Fighting anxiety, they huddled on the broken cable car, gripped by fear as they teetered hundreds of feet into the air.
With little to drink, the six children and two adults endured a 14-hour ordeal stranded above the forests of Pakistan’s northern Khyber Pakhtunkhwa province.
But their pleas for help were answered and, late on Tuesday (22), authorities revealed how they saved the passengers – one by helicopter and the others by zip line – in a rescue operation complicated by the weather.
“The extremely difficult rescue mission was hampered by the strong winds in the area and the hazards involved in such operations, including the helicopter’s rotor blades destabilizing the lift,” the Pakistani armed forces said in a statement.
The cable car, which travels between the villages of Batangi and Jhangri in Battagram District – about four hours from the nearest road – is used to transport children to school, reducing an almost four-hour journey to a matter of minutes.
But what was supposed to be a quick trip turned into a life-or-death scenario after one of the cables snapped, leaving the group stranded some 275 meters above a valley.
With the cable car suspended by what appeared to be a single cable, the military embarked on a mission to rescue those on board, pulling a child by helicopter and bringing the others to safety via a zip line.
Footage released by rescue services captured the moment a child appeared to jump from the cable car, while clinging to the end of a rope dangling from a helicopter, before being taken to safety.
In another video, workers can be seen pulling the two adults onto a zip line after the darkness of the night made air rescue difficult.
Rescuers gave passengers nausea medication after reports of vomiting, and detainees were given heart-related medication, according to Tanveer Ur Rehman, deputy commissioner of Battagram district.
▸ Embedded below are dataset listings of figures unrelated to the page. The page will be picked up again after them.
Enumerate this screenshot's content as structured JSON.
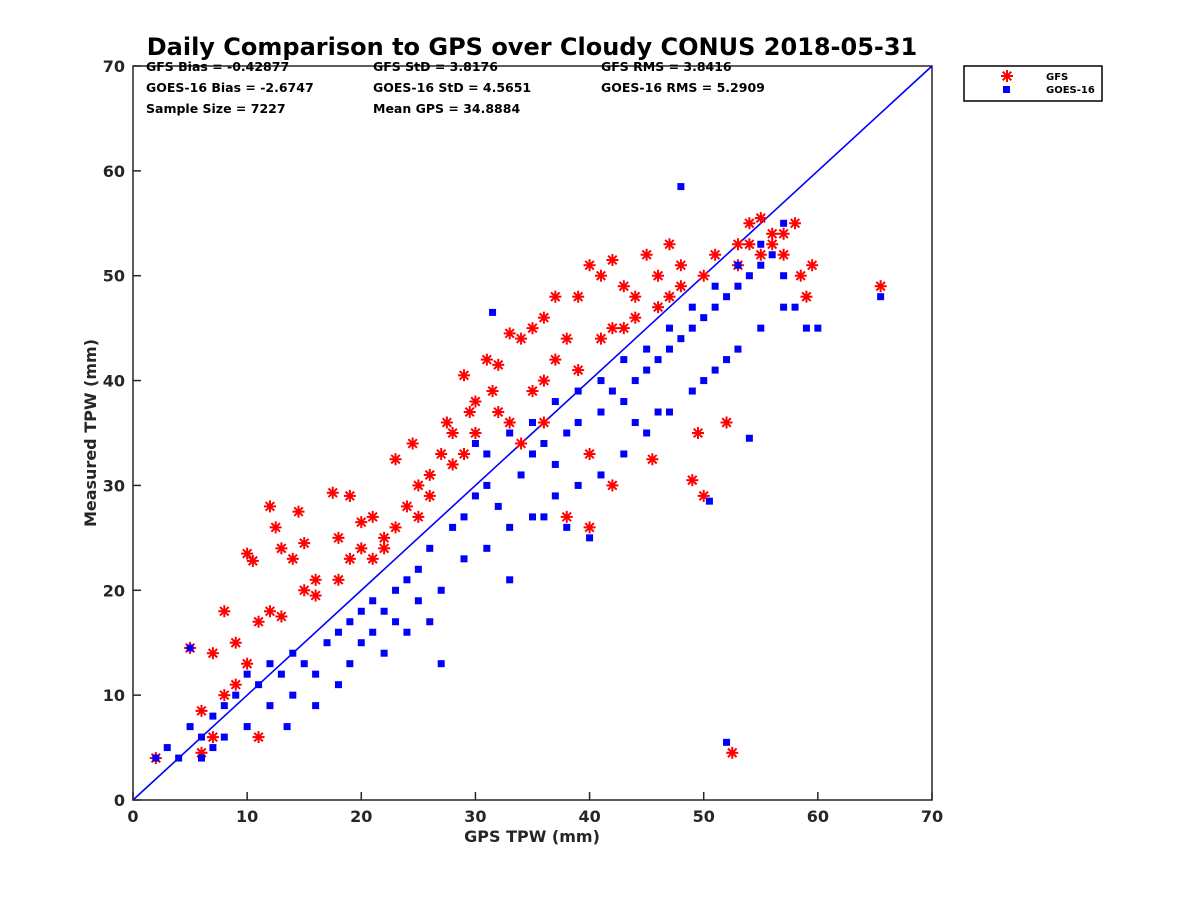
{
  "chart_data": {
    "type": "scatter",
    "title": "Daily Comparison to GPS over Cloudy CONUS 2018-05-31",
    "xlabel": "GPS TPW (mm)",
    "ylabel": "Measured TPW (mm)",
    "xlim": [
      0,
      70
    ],
    "ylim": [
      0,
      70
    ],
    "xticks": [
      "0",
      "10",
      "20",
      "30",
      "40",
      "50",
      "60",
      "70"
    ],
    "yticks": [
      "0",
      "10",
      "20",
      "30",
      "40",
      "50",
      "60",
      "70"
    ],
    "grid": false,
    "legend_position": "outside-top-right",
    "stats": [
      "GFS Bias = -0.42877",
      "GFS StD = 3.8176",
      "GFS RMS = 3.8416",
      "GOES-16 Bias = -2.6747",
      "GOES-16 StD = 4.5651",
      "GOES-16 RMS = 5.2909",
      "Sample Size = 7227",
      "Mean GPS = 34.8884"
    ],
    "reference_line": {
      "x": [
        0,
        70
      ],
      "y": [
        0,
        70
      ],
      "color": "#0000ff"
    },
    "series": [
      {
        "name": "GFS",
        "marker": "asterisk",
        "color": "#ff0000",
        "points": [
          [
            2,
            4
          ],
          [
            5,
            14.5
          ],
          [
            6,
            4.5
          ],
          [
            7,
            14
          ],
          [
            8,
            18
          ],
          [
            9,
            11
          ],
          [
            10,
            23.5
          ],
          [
            10.5,
            22.8
          ],
          [
            11,
            6
          ],
          [
            12,
            28
          ],
          [
            12.5,
            26
          ],
          [
            13,
            24
          ],
          [
            14,
            23
          ],
          [
            14.5,
            27.5
          ],
          [
            15,
            24.5
          ],
          [
            16,
            21
          ],
          [
            17.5,
            29.3
          ],
          [
            18,
            25
          ],
          [
            19,
            29
          ],
          [
            20,
            26.5
          ],
          [
            21,
            27
          ],
          [
            22,
            24
          ],
          [
            23,
            32.5
          ],
          [
            24,
            28
          ],
          [
            24.5,
            34
          ],
          [
            25,
            30
          ],
          [
            26,
            31
          ],
          [
            27,
            33
          ],
          [
            27.5,
            36
          ],
          [
            28,
            35
          ],
          [
            29,
            40.5
          ],
          [
            29.5,
            37
          ],
          [
            30,
            38
          ],
          [
            31,
            42
          ],
          [
            31.5,
            39
          ],
          [
            32,
            41.5
          ],
          [
            33,
            44.5
          ],
          [
            34,
            44
          ],
          [
            35,
            45
          ],
          [
            36,
            46
          ],
          [
            37,
            48
          ],
          [
            38,
            44
          ],
          [
            38,
            27
          ],
          [
            39,
            48
          ],
          [
            40,
            51
          ],
          [
            40,
            26
          ],
          [
            41,
            50
          ],
          [
            42,
            51.5
          ],
          [
            43,
            49
          ],
          [
            44,
            48
          ],
          [
            45,
            52
          ],
          [
            46,
            50
          ],
          [
            47,
            53
          ],
          [
            48,
            51
          ],
          [
            49,
            30.5
          ],
          [
            49.5,
            35
          ],
          [
            50,
            29
          ],
          [
            52,
            36
          ],
          [
            52.5,
            4.5
          ],
          [
            53,
            53
          ],
          [
            54,
            55
          ],
          [
            55,
            55.5
          ],
          [
            56,
            54
          ],
          [
            57,
            52
          ],
          [
            58,
            55
          ],
          [
            58.5,
            50
          ],
          [
            59,
            48
          ],
          [
            59.5,
            51
          ],
          [
            65.5,
            49
          ],
          [
            6,
            8.5
          ],
          [
            7,
            6
          ],
          [
            8,
            10
          ],
          [
            9,
            15
          ],
          [
            10,
            13
          ],
          [
            11,
            17
          ],
          [
            12,
            18
          ],
          [
            13,
            17.5
          ],
          [
            15,
            20
          ],
          [
            16,
            19.5
          ],
          [
            18,
            21
          ],
          [
            19,
            23
          ],
          [
            20,
            24
          ],
          [
            21,
            23
          ],
          [
            22,
            25
          ],
          [
            23,
            26
          ],
          [
            25,
            27
          ],
          [
            26,
            29
          ],
          [
            28,
            32
          ],
          [
            29,
            33
          ],
          [
            30,
            35
          ],
          [
            32,
            37
          ],
          [
            33,
            36
          ],
          [
            35,
            39
          ],
          [
            36,
            40
          ],
          [
            37,
            42
          ],
          [
            39,
            41
          ],
          [
            41,
            44
          ],
          [
            42,
            45
          ],
          [
            43,
            45
          ],
          [
            44,
            46
          ],
          [
            46,
            47
          ],
          [
            47,
            48
          ],
          [
            48,
            49
          ],
          [
            50,
            50
          ],
          [
            51,
            52
          ],
          [
            53,
            51
          ],
          [
            54,
            53
          ],
          [
            55,
            52
          ],
          [
            56,
            53
          ],
          [
            57,
            54
          ],
          [
            45.5,
            32.5
          ],
          [
            42,
            30
          ],
          [
            40,
            33
          ],
          [
            36,
            36
          ],
          [
            34,
            34
          ]
        ]
      },
      {
        "name": "GOES-16",
        "marker": "square",
        "color": "#0000ff",
        "points": [
          [
            2,
            4
          ],
          [
            3,
            5
          ],
          [
            4,
            4
          ],
          [
            5,
            14.5
          ],
          [
            5,
            7
          ],
          [
            6,
            6
          ],
          [
            7,
            8
          ],
          [
            8,
            9
          ],
          [
            9,
            10
          ],
          [
            10,
            12
          ],
          [
            11,
            11
          ],
          [
            12,
            13
          ],
          [
            13,
            12
          ],
          [
            13.5,
            7
          ],
          [
            14,
            14
          ],
          [
            15,
            13
          ],
          [
            16,
            12
          ],
          [
            17,
            15
          ],
          [
            18,
            16
          ],
          [
            19,
            17
          ],
          [
            20,
            18
          ],
          [
            21,
            19
          ],
          [
            22,
            18
          ],
          [
            23,
            20
          ],
          [
            24,
            21
          ],
          [
            25,
            22
          ],
          [
            26,
            24
          ],
          [
            27,
            13
          ],
          [
            28,
            26
          ],
          [
            29,
            27
          ],
          [
            30,
            29
          ],
          [
            31,
            30
          ],
          [
            31.5,
            46.5
          ],
          [
            32,
            28
          ],
          [
            33,
            21
          ],
          [
            34,
            31
          ],
          [
            35,
            33
          ],
          [
            36,
            34
          ],
          [
            37,
            32
          ],
          [
            38,
            35
          ],
          [
            39,
            36
          ],
          [
            40,
            25
          ],
          [
            41,
            37
          ],
          [
            42,
            39
          ],
          [
            43,
            38
          ],
          [
            44,
            40
          ],
          [
            45,
            41
          ],
          [
            46,
            42
          ],
          [
            47,
            43
          ],
          [
            48,
            44
          ],
          [
            49,
            45
          ],
          [
            50,
            46
          ],
          [
            50.5,
            28.5
          ],
          [
            51,
            47
          ],
          [
            52,
            5.5
          ],
          [
            52,
            48
          ],
          [
            53,
            49
          ],
          [
            54,
            34.5
          ],
          [
            54,
            50
          ],
          [
            55,
            51
          ],
          [
            56,
            52
          ],
          [
            57,
            50
          ],
          [
            58,
            47
          ],
          [
            59,
            45
          ],
          [
            60,
            45
          ],
          [
            65.5,
            48
          ],
          [
            48,
            58.5
          ],
          [
            30,
            34
          ],
          [
            31,
            33
          ],
          [
            33,
            35
          ],
          [
            35,
            36
          ],
          [
            37,
            38
          ],
          [
            39,
            39
          ],
          [
            41,
            40
          ],
          [
            43,
            42
          ],
          [
            45,
            43
          ],
          [
            47,
            45
          ],
          [
            49,
            47
          ],
          [
            51,
            49
          ],
          [
            53,
            51
          ],
          [
            55,
            53
          ],
          [
            57,
            55
          ],
          [
            20,
            15
          ],
          [
            22,
            14
          ],
          [
            24,
            16
          ],
          [
            26,
            17
          ],
          [
            18,
            11
          ],
          [
            16,
            9
          ],
          [
            14,
            10
          ],
          [
            12,
            9
          ],
          [
            10,
            7
          ],
          [
            8,
            6
          ],
          [
            7,
            5
          ],
          [
            6,
            4
          ],
          [
            19,
            13
          ],
          [
            21,
            16
          ],
          [
            23,
            17
          ],
          [
            25,
            19
          ],
          [
            27,
            20
          ],
          [
            29,
            23
          ],
          [
            31,
            24
          ],
          [
            33,
            26
          ],
          [
            35,
            27
          ],
          [
            37,
            29
          ],
          [
            39,
            30
          ],
          [
            41,
            31
          ],
          [
            43,
            33
          ],
          [
            45,
            35
          ],
          [
            47,
            37
          ],
          [
            49,
            39
          ],
          [
            51,
            41
          ],
          [
            53,
            43
          ],
          [
            55,
            45
          ],
          [
            57,
            47
          ],
          [
            36,
            27
          ],
          [
            38,
            26
          ],
          [
            44,
            36
          ],
          [
            46,
            37
          ],
          [
            50,
            40
          ],
          [
            52,
            42
          ]
        ]
      }
    ]
  }
}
News of the successful rescue reverberated across Pakistan.
“Relieved to hear that Alhamdolillah and all children were successfully and safely rescued. Great teamwork by the military, rescue departments, district administration and also the local people,” wrote Acting Prime Minister Anwaar ul Haq Kakar.
Cable cars are a regular means of transport for residents of Khyber Pakhtunkhwa, where travel between villages can take hours due to dense forests.
The Battagram district, where the cable car is located, is impoverished and lacks infrastructure and development. Families rely on locally built gondolas, some of them made from scrap metal and discarded vans, to travel to school and even to the hospital.
However, these cable cars can lack proper maintenance and have been involved in disasters in the past. In December, 12 children were rescued from another cable car in eastern Khyber Pakhtunkhwa.
That incident prompted Pakistan’s acting prime minister to order all “dilapidated and non-compliant cable cars” to close immediately, according to a statement from his office at the time.